Ulster University Economist Dr Esmond Birnie says the NI Protocol costs the economy £850-950m per year. His estimate has come under close scrutiny after being cited by DUP leader Sir Jeffrey Donaldson as a key reason to oppose the protocol.
BBC NI Economics & Business Editor John Campbell told Good Morning Ulster today that Dr Birnie’s analysis was based on “a very limited data set” which is based on the experience of four companies, one of them Marks & Spencers.
Mr Campbell said Dr Birnine then extrapolated from this what costs have been incurred as a result of the NI Protocol.
The broadcaster said the total inflow of goods and materials coming into NI annually is about £10bn and Dr Birnie calculated that the Protocol has caused a 6% rise in costs, totalling £600m per year of extra cost per year for business.
Dr Birnie then added a further £250m in costs due to extra spending by government to assist businesses with the extra red tape imposed by the EU through the Protocol.
However Mr Campbell said it was “debatable” whether the £250m should be added in as it was a cost covered by central government and not incurred by Stormont.
He also said Dr Birnie failed to add in the value of extra trade NI has engaged in with the Republic of Ireland/EU. He noted that Dr Birnie was “very sceptical” of Dublin’s official data, which suggested there has been a big increase in cross border trade with the Republic.
Mr Campbell also noted that SDLP MLA Matthew O’Toole said the Birnie analysis was comparing the costs in a no-Brexit scenario, not a Brexit situation with a Protocol.
But Dr Birnie issued a stout defence of his figures to the News Letter.
“Those who challenge my estimate - which is based on figures from real businesses - that firms face a 6% increase in costs for bringing in goods or materials from GB should bear in mind that other sources have quoted even higher cost increases,” he said.

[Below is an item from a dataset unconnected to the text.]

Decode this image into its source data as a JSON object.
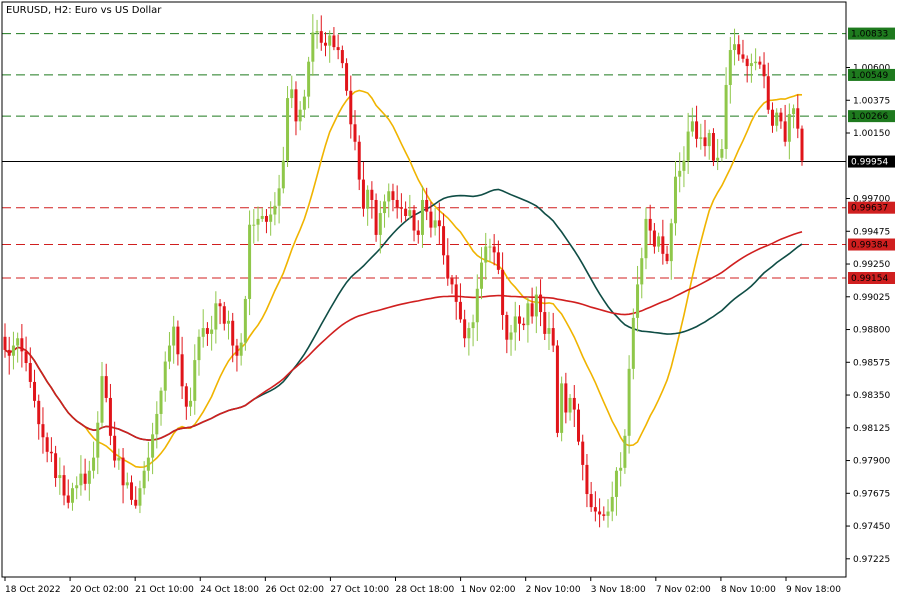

“Back in 2018 the Treasury, when trying to predict the impact of Brexit on the UK in general, said that international experience was that borders added 5-11% (average 8%) to non-tariff barriers due to things like time delays, bureaucracy and checks.”
He added that last year economists at the Fraser of Allander Institute in Glasgow estimating the impact of the Protocol on NI used a cost increase figure on GB to NI trade of 8% - compared to his 6% estimate.
“So, if anything, it is possible I under-estimated the Protocol’s cost increase!” Dr Birnie added.
Responding to suggestions that the £250m extra government cost is not relevant because it is paid by central government and not Stormont, he added: “Well, it is a cost to the UK taxpayer and I would have thought we should have learned from RHI, there is no free money even if it comes from the London government.
“At some point in the not too distant future the UK government may decide to spend less on mitigating the Protocol. At that point part of the £250m per annum moves over to become a direct cost to the NI private sector.”
He added that anyone who complains that large estimates of the cost of the Protocol have no basis in evidence should also read the recent article, ‘The Northern Ireland Protocol: Is Northern Ireland stuck in the middle?’ by G. Duparc-Portier and G.Figus.
“They are quite clear, using an economic forecasting model, that over the long run even allowing for the beneficial effects of the Protocol on NI-RoI and NI-EU trading, there will be an overall cost amounting to about 2.6% of NI’s GDP of which 2.1% is the result of the higher costs on moving goods from GB to NI.
“In today’s money 2.1% of NI’s GDP is equivalent to about £900m to £1000m, so we are back to that sort of number again.”
However the economist also added a further warning.
“If we have faced all these economic problems from the Protocol when it is still only partly implemented- imagine what full implementation, particularly in terms of food products could look like?”